JPR News archive
Monday 15 Jan 2007
Voices for the Res Publica
The Common Good in Europe
A pan-European project
jpr / Institute for Jewish Policy Research
Sponsored by the Ford Foundation
One of Europe’s most pressing problems today is a loss of a sense of the commonweal in our pluralist democracies. Religious and ethnic groups, whether majorities or minorities, are growing apart from each other. This is due to a combination of two factors: the weakening of the post-war ideal of reconciliation, integration and open borders, and the upsurge of xenophobia, racism, antisemitism and cultural intolerance.
As a result, feelings of shared belonging have been eroded and new types of tribalisms are emerging. The current multicultural and integrationist models of democratic life do not seem able to contain these tendencies.
To address these problems and the issues they raise, the London-based Institute for Jewish Policy Research has launched a pan-European project, ‘Voices for the Res Publica’, funded by the Ford Foundation and directed by Dr Diana Pinto. Pointedly using the Latin term for the ‘public good’, the project will cover six countries, bringing together independent critical voices from different religious, cultural, ethnic and secular backgrounds.

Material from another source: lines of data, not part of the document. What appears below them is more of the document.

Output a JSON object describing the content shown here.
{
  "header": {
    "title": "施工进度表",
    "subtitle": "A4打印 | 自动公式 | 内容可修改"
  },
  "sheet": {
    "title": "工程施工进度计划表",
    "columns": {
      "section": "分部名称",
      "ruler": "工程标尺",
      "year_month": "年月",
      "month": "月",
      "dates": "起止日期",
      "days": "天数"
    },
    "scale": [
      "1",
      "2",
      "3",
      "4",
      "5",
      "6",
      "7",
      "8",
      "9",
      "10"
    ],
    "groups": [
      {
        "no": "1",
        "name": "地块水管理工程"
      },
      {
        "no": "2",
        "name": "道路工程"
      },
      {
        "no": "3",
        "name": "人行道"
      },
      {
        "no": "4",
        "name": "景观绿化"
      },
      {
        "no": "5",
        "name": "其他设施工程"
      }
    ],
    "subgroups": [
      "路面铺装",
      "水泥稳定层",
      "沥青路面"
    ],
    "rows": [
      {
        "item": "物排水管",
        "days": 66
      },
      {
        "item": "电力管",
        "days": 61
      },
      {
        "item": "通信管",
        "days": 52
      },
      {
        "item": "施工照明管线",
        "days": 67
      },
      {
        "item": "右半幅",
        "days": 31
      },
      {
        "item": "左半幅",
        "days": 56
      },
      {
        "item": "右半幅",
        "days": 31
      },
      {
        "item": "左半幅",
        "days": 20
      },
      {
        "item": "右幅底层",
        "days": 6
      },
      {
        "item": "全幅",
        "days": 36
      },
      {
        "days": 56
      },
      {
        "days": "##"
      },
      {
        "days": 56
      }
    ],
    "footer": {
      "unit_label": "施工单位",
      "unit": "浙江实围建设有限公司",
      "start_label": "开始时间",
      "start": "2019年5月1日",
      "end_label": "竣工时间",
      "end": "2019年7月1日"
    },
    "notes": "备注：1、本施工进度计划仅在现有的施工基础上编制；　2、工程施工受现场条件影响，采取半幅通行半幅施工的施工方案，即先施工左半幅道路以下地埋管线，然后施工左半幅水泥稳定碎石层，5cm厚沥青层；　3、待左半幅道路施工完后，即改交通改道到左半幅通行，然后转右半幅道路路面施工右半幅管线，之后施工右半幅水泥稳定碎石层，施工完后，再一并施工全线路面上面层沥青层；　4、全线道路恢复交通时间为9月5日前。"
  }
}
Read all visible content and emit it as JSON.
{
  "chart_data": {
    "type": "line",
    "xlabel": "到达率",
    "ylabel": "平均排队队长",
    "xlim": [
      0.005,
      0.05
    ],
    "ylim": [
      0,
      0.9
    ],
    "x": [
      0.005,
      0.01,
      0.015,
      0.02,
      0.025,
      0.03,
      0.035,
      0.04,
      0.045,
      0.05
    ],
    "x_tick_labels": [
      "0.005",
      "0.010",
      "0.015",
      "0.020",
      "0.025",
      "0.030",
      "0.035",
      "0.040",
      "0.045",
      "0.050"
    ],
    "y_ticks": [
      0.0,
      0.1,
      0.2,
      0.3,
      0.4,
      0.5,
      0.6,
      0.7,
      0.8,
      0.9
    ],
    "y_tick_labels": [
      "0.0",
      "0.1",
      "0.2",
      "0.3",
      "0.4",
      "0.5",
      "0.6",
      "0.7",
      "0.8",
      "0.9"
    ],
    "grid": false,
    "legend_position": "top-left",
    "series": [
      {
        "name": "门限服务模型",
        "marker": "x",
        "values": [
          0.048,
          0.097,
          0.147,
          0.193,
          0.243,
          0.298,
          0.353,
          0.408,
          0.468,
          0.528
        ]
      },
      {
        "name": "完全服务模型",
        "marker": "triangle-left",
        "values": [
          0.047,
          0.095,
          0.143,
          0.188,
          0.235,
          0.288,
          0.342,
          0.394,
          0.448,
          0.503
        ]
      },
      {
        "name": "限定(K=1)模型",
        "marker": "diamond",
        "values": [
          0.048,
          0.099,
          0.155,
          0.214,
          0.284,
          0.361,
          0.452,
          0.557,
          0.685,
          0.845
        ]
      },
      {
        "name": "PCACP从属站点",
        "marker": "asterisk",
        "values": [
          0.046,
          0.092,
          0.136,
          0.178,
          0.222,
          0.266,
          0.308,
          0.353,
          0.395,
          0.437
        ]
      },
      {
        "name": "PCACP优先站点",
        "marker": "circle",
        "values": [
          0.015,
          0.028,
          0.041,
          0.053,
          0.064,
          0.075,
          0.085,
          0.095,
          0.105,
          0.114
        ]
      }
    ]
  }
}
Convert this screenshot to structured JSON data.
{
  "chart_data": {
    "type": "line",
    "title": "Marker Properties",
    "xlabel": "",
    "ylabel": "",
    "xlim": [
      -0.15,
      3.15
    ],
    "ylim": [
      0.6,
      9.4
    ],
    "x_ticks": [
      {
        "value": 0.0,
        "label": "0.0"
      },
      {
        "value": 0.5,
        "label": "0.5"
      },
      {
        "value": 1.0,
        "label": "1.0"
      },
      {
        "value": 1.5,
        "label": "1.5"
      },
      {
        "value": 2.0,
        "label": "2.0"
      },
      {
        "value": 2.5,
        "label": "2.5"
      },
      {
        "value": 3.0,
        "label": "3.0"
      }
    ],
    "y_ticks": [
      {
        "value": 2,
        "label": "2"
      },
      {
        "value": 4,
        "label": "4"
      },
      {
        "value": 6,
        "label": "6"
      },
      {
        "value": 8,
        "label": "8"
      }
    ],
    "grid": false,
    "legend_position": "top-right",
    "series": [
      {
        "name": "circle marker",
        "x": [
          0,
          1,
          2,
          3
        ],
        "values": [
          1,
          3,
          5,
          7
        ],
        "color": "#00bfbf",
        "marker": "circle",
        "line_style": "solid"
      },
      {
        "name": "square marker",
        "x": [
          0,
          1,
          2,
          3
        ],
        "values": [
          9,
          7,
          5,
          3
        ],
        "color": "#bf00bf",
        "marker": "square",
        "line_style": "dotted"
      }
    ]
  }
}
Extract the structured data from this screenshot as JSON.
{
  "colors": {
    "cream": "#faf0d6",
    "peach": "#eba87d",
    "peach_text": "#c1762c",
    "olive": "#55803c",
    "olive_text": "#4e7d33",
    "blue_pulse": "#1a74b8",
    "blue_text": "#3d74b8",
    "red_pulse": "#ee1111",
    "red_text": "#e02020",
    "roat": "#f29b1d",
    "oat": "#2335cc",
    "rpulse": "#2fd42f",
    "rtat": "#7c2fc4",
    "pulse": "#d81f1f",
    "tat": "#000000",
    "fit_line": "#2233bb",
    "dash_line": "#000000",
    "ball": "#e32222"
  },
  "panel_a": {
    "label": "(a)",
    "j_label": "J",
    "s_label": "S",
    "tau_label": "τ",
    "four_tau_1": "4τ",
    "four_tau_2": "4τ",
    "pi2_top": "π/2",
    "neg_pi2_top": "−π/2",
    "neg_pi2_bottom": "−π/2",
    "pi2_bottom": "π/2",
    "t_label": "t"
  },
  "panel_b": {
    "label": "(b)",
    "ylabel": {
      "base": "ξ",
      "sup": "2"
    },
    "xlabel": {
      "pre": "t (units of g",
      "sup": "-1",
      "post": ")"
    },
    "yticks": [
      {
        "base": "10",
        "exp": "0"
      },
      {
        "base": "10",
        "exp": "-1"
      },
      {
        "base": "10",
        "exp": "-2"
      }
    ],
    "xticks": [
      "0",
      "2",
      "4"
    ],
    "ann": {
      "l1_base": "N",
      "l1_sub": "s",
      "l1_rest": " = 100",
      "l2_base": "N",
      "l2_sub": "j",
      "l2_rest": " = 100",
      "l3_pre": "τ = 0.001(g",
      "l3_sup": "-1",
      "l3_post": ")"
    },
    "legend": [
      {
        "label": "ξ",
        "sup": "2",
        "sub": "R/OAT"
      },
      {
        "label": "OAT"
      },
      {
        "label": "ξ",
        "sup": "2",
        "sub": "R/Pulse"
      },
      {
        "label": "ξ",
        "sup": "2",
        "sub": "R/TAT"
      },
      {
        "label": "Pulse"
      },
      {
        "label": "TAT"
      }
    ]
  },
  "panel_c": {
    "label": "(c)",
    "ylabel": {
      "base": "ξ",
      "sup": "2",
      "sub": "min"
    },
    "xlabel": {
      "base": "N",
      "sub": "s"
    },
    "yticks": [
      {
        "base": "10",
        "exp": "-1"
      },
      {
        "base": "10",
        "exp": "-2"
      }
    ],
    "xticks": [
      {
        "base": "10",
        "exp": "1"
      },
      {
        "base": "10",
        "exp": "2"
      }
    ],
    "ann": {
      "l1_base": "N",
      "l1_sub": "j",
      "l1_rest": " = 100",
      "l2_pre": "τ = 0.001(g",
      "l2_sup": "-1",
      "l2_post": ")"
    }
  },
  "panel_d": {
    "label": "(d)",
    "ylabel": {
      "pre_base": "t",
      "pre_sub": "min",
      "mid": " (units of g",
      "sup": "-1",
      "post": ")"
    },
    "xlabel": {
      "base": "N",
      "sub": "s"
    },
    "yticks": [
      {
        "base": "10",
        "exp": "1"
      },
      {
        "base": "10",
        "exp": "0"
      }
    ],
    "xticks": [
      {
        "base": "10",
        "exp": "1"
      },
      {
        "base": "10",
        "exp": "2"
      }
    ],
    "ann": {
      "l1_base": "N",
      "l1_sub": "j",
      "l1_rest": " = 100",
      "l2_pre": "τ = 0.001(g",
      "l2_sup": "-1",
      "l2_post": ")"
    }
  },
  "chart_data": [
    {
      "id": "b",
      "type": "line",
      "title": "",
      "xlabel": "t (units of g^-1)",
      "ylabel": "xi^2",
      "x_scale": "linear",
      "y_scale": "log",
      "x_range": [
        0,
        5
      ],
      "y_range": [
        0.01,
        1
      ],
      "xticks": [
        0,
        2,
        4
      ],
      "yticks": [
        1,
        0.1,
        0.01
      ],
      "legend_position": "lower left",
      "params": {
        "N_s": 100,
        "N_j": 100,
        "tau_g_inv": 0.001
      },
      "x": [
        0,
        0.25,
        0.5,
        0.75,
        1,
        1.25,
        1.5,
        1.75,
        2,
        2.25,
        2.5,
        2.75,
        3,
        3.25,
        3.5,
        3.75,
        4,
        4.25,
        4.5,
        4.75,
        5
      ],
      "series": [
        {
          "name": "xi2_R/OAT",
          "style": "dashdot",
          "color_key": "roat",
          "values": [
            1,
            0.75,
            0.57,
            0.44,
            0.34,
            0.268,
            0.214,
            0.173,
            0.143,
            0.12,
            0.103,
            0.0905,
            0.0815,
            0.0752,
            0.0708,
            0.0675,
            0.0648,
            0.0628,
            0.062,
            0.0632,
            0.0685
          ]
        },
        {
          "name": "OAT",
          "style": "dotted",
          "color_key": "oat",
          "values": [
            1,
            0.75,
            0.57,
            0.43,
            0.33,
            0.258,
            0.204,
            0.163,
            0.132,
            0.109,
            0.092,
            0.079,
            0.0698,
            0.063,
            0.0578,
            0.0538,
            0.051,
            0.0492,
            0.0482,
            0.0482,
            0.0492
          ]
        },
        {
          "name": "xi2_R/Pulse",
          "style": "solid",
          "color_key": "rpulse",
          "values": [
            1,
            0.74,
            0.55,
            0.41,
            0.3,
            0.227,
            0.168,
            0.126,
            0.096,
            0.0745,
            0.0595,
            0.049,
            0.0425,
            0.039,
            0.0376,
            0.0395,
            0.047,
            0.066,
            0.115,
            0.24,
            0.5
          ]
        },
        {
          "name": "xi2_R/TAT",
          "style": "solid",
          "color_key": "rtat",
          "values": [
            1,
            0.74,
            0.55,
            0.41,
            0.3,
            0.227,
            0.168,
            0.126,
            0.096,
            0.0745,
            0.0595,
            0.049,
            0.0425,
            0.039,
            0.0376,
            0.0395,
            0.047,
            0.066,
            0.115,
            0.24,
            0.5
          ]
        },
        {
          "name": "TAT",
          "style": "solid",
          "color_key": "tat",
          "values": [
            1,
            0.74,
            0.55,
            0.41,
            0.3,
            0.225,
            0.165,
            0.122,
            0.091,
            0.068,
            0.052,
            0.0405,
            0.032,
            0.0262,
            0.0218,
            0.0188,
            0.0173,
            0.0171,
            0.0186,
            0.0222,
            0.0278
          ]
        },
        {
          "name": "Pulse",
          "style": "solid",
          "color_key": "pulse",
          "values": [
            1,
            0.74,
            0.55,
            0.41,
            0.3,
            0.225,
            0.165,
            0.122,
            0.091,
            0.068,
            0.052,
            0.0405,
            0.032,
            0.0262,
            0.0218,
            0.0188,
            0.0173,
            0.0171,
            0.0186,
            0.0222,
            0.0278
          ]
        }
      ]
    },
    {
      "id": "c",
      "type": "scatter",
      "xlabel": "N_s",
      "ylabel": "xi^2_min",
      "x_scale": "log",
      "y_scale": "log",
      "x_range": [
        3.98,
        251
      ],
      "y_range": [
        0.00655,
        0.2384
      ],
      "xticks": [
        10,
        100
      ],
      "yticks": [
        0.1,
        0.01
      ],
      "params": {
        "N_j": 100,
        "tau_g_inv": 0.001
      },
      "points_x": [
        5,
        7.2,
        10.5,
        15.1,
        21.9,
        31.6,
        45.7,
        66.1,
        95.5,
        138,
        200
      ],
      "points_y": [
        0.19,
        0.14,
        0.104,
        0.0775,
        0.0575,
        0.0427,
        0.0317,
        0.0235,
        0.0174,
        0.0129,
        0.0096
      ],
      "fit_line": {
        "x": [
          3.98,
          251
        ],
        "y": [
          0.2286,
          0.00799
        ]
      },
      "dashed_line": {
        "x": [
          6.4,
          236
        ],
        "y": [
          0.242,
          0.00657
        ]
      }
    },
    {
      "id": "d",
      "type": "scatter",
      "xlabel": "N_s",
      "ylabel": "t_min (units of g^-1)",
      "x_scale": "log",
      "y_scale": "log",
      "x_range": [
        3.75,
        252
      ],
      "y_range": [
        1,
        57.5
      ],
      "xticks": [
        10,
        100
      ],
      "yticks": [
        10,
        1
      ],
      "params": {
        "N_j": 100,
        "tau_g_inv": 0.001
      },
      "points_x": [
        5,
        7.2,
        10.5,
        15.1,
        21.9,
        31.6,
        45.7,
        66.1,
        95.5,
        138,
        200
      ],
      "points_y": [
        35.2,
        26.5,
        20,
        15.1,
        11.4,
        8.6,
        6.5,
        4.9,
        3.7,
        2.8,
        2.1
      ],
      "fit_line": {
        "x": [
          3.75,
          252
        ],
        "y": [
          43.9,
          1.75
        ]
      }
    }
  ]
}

This carefully chosen group of opinion-formers and academics will meet in small national round tables designed to foster a more frank and in-depth exchange of views than the highly publicized inter-religious and intercultural dialogues or the official European-level meetings addressing issues of identity. Each round table will tackle the conflicts, underlying fears and deep defensive reflexes that exist in each country and within each minority or majority group: in other words, those factors which have led to a weakened common public space. Difficult questions will be broached in a context of mutual trust. They include questions linked to citizenship, the role and rights of silent majorities and vocal minorities, secular responses to collective religious demands, and a variety of specific controversies, such as public commemorations that focus on the historical suffering of a particular group. The round tables will also address the tensions between national cohesion and a ‘Europe without borders’, especially their impact in two areas: integration and the struggle against racism, Islamophobia and antisemitism.
The project will be carried out in a critical, independent and non-sectarian manner. It was conceived in a Jewish think tank which believes that the Jewish experiences of the last two decades cast a useful light on the above-mentioned questions. European societies and all groups within them must confront these issues together in the years ahead in order to restore a sense of common purpose.
The goal of the project is to work toward a res publica of newly reformulated, shared universal values. The round tables are conceived as the starting point of ongoing policy debates, and the participants as part of a functioning pan-European network. The analyses, ideas and policy proposals emerging from these meetings will be widely disseminated through the media and in other public fora, both at the national and European levels.